To that end, she and the team behind the documentary’s impact campaign are focusing on four main elements: leadership development, community and cross-movement building, education and capacity building for people with and without disabilities.

“We want to promote understanding of disability as a social justice issue and build relationships across lines of difference,” she said. They also want to develop emerging leaders and reconnect, resource and rejuvenate active, long-time cultural workers and organizers.

Members of the Disability Rights Movement have been working for decades for accessibility, visibility, and broader acceptance through policy. One result was the Americans with Disabilities Act, which was signed into law 30 years ago this year.HolLynn D'Lil / Netflix

Thus far, the campaign has supported and hosted virtual screenings for organizations and individuals around the world. They hosted Crip Camp 2020, a series of online workshops on various topics surrounding disability, including intersectional movement work that amassed a global audience of nearly 10,000 people and featured a surprise appearance by former President Obama. The campaign has also launched an emergency relief fund with the racial justice group, Color of Change, to provide support to artists and members of the disability community who’ve been disproportionately affected by Covid-19.

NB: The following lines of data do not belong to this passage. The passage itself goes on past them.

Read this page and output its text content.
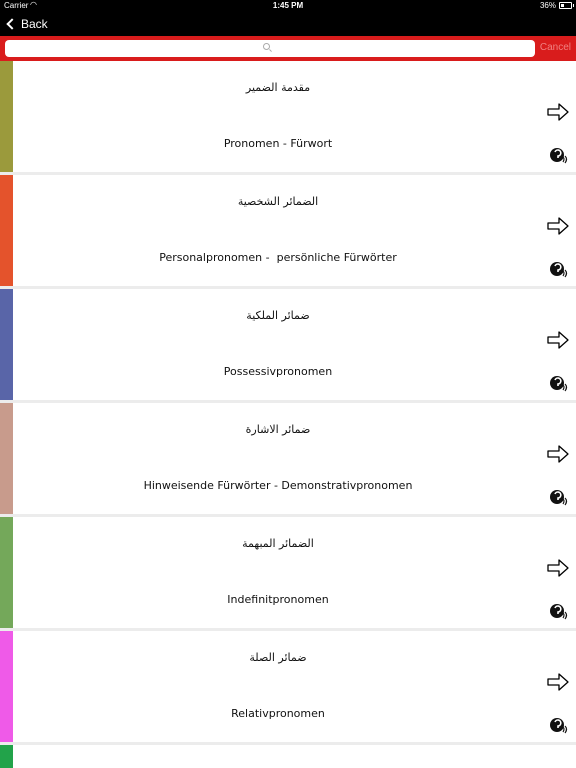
Carrier ◠	1:45 PM	36%
Back
Cancel
مقدمة الضمير
Pronomen - Fürwort
الضمائر الشخصية
Personalpronomen -  persönliche Fürwörter
ضمائر الملكية
Possessivpronomen
ضمائر الاشارة
Hinweisende Fürwörter - Demonstrativpronomen
الضمائر المبهمة
Indefinitpronomen
ضمائر الصلة
Relativpronomen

The group also partnered with Adobe to create a creative fellowship program, named after the late Black transgender, disabled activist Ki’tay Davidson. LaVant was also part of a special virtual celebration in June for the 30th anniversary of the ADA; it featured exclusive programming and a one-on-one conversation with Obama — whom LaVant met in 2012 during a disability roundtable event at the White House.

Obama said in a statement: “This film is a tribute to an extraordinary group of people who, in speaking out in whatever way that they could, shaped our country’s course. ‘Crip Camp’ is both a gripping look at the history of the disability rights movement and a timely call to action, urging us to explore our own duty to fight for the dignity of all people.”

LaVant — who explains that the word “crip” is used by some in the disability community not as a slur, but to exemplify “taking back our power” — said she wholeheartedly agrees.

For ADA30 and beyond, she said, the goal of the impact campaign is using the film’s platform to build capacity, train future leaders and establish relationships in the disability rights and justice communities, one that will be inclusive of people of color and other marginalized communities.

“It’s not about pity. We don’t need your pity,” she says proudly. “What we need is your commitment to help build a better world.”